Experience and wisdom naturally come with age, as these five women have discovered.
Burned Out
Back in college, if the essay was supposed to be at least 10 pages, I naturally handed in no less than 20. I still remember the joy and pride when a professor wrote on one of my papers, “Perfect, well done!” That was the highest praise for me because I always longed to be perfect.
I carried this mindset into adulthood, but it only brought pain because I had no energy left for anything else. I pushed myself so hard to meet every expectation that I started to break down. My period stopped, I lost weight, and my hair began to fall out. Doctors told me there was nothing physically wrong, just that I was overworking and stressing myself.
I took it as if my body had betrayed me, but really it was signaling me to slow down. It took a breakdown for me to finally see things differently and make a change. Now, I’m kinder to myself, I pay attention, and I only do what’s necessary.
The Dynamo
My former boss called me a dynamo because I never stopped. I took my coworkers’ laziness personally and was deeply frustrated that while I gave 200%, they only gave 60-70%.
Then came middle age with its invisibility and neglect, so now I only give 70%, no more. (And even my 70% is still worth more than others’ 110%.) My biggest success is lowering my unrealistically high standards and peacefully embracing being average.

The Eldest Daughter
As the eldest child and grandchild—especially as a girl—I always felt I had to set an example for the younger ones. I liked that role and even enjoyed it back then. No one forced me; I wanted to perform above 100% because I equated excellence with being "good."
I believed I’d only be loved if I stood out in everything, as if I were only lovable if I earned it through achievements. I lived the "perfect" life until I was 42, then I got divorced and saw it as a huge failure. It was the first thing in my life that didn’t work out—no matter what I did, I couldn’t save my marriage.
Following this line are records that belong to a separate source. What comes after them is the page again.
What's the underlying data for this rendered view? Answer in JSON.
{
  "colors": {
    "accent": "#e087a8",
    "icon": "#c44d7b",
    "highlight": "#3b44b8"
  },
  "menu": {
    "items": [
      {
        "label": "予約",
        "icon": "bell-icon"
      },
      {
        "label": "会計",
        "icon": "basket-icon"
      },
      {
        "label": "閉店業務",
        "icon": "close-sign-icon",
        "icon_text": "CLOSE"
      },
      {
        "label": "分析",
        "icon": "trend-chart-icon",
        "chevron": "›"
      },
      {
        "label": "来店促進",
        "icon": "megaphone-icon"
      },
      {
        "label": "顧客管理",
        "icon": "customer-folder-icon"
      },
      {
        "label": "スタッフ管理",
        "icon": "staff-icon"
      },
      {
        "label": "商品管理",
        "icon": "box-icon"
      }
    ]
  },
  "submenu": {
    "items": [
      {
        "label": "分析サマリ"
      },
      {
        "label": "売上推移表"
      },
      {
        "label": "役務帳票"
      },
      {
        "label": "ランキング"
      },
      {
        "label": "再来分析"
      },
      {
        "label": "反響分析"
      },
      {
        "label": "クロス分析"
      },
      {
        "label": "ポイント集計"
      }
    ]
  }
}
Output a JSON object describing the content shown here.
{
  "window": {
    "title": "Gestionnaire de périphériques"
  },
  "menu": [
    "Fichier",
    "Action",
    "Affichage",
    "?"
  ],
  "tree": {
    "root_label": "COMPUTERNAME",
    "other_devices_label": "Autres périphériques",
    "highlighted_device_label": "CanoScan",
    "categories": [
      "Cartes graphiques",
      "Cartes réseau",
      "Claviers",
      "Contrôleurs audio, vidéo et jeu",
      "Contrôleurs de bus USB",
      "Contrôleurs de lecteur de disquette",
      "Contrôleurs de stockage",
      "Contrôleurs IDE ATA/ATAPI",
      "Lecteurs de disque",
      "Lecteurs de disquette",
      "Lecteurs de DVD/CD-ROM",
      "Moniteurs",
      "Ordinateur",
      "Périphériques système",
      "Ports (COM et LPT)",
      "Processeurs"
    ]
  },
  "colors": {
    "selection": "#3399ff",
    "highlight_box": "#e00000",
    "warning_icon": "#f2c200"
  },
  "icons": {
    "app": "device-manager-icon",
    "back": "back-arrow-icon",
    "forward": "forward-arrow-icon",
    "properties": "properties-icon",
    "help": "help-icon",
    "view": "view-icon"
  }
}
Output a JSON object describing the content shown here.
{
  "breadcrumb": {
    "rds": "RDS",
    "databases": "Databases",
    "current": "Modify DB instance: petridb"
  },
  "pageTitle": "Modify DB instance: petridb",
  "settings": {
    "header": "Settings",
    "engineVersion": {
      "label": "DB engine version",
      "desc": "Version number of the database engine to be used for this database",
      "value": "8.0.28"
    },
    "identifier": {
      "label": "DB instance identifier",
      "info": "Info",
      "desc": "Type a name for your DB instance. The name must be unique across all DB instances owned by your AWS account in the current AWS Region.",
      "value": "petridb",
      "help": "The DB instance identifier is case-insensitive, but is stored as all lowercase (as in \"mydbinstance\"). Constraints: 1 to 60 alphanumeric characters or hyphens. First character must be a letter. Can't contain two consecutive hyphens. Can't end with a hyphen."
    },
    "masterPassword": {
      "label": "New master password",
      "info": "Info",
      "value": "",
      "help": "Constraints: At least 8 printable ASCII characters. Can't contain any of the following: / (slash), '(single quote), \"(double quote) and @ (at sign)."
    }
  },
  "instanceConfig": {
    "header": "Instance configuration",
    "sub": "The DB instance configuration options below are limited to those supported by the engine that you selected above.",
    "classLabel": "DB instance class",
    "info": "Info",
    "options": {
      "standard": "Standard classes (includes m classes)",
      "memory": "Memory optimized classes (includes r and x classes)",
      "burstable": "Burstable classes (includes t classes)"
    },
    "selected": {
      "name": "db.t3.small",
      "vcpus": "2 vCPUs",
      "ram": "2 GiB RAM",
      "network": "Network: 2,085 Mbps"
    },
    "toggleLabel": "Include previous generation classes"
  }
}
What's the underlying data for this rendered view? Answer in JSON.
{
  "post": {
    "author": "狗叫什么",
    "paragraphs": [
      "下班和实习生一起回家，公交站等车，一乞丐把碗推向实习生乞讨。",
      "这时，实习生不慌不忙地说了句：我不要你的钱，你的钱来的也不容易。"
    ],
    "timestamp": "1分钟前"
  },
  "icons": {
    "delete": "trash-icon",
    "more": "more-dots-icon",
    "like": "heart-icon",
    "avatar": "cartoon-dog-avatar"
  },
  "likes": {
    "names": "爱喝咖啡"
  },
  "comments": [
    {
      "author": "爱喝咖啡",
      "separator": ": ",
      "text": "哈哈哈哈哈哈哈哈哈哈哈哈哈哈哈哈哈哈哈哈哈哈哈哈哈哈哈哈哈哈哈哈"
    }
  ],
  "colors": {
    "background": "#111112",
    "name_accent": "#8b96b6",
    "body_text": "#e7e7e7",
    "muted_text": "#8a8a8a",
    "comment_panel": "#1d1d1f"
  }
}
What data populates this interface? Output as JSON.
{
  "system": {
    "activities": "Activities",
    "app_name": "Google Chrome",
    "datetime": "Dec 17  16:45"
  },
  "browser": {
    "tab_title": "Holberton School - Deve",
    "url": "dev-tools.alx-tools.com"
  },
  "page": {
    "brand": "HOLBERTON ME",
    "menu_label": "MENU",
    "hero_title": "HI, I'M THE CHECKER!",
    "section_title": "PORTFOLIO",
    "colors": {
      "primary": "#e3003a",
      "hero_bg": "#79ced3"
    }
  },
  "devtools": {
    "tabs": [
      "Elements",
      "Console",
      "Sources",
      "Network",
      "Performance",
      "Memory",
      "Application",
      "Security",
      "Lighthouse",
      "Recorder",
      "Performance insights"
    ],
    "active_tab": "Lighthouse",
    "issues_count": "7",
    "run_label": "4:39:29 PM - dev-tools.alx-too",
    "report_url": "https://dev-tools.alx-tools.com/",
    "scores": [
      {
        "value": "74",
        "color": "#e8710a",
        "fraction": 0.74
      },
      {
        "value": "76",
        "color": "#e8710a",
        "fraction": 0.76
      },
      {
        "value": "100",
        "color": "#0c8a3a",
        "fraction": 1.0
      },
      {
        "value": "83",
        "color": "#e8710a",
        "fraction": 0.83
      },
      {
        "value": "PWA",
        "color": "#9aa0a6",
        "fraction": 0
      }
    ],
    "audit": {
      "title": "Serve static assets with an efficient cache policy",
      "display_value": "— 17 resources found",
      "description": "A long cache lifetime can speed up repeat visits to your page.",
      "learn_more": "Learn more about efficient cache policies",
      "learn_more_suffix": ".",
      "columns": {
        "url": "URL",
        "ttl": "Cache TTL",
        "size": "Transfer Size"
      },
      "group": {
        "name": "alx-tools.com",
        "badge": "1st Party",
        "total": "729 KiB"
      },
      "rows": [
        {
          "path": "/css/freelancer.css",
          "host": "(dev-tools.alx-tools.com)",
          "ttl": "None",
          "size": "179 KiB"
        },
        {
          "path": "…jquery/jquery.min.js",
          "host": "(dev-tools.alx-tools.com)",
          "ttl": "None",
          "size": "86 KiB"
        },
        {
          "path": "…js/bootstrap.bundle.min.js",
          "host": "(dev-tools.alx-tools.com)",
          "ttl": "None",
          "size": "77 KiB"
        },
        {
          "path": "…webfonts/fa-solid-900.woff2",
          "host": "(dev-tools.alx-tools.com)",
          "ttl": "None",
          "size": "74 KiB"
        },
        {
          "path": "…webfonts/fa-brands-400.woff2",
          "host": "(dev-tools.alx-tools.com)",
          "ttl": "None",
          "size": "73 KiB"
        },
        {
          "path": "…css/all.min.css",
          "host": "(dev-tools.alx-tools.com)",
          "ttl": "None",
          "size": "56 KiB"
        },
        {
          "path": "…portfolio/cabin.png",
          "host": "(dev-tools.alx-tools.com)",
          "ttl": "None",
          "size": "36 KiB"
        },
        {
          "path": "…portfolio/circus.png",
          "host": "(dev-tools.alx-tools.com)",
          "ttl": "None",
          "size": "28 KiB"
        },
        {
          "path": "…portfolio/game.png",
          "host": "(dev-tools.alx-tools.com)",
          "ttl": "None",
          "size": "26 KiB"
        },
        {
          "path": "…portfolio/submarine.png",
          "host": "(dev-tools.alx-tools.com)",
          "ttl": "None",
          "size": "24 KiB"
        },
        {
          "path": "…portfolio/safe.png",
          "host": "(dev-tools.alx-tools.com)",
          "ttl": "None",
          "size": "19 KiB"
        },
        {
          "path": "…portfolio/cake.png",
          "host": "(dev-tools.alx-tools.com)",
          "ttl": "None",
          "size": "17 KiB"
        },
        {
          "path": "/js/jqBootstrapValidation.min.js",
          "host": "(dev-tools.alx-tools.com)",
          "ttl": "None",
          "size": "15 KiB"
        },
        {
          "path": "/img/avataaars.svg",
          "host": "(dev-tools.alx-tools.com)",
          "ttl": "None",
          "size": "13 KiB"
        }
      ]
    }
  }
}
Months passed, and I slowly realized I felt better on my own. My divorce wasn’t a curse but a blessing. From then on, I started shedding the chains I’d wrapped around myself, and it feels like I’m getting lighter.
I no longer make to-do lists, I don’t feel guilty sleeping in on weekends, and I don’t jump at everyone’s first call. I go shopping without makeup, and it’s not a tragedy if the house isn’t perfectly tidy. This year, I took it further: I told everyone I won’t cook a Christmas dinner or buy gifts because I want to rest.
The T-Shirts
I was the model mom, wife, employee, child, sibling—everything. My letting go started the day I decided not to iron my t-shirts. Why bother? They stretch out anyway. Next was the bedding—why iron that when it just gets wrinkled again?
From there, a cascade began. I found out my family doesn’t starve if I don’t cook two main dishes every day, my mom survives if I don’t jump at her first word, and my workplace doesn’t collapse if I don’t answer the phone after 6 pm or take a day off.
I can’t express how much easier life has been since. I finally stopped stressing and allowed myself to enjoy life. For me, mediocrity became freedom.
The "Praise"
At my first job, I typed my notes late into the night and highlighted important parts with three different colors. I remember a colleague looking wide-eyed at my pages and muttering, “Oh my God. Your photo is next to the word ‘overachiever’ in the dictionary...”
I heard the tone and knew it wasn’t a compliment, and I didn’t take it as one. Interestingly, those words only came back to me decades later, when despite my perfectionism, I was laid off, my eldest son wasn’t speaking to me, and my husband told me he’d fallen in love with someone else.
That’s when I hit rock bottom and realized how crazy I’d been—why and for whom was I pushing myself so hard? Since then, I’m a new person: I used to overachieve, but now my goal is simply to be average.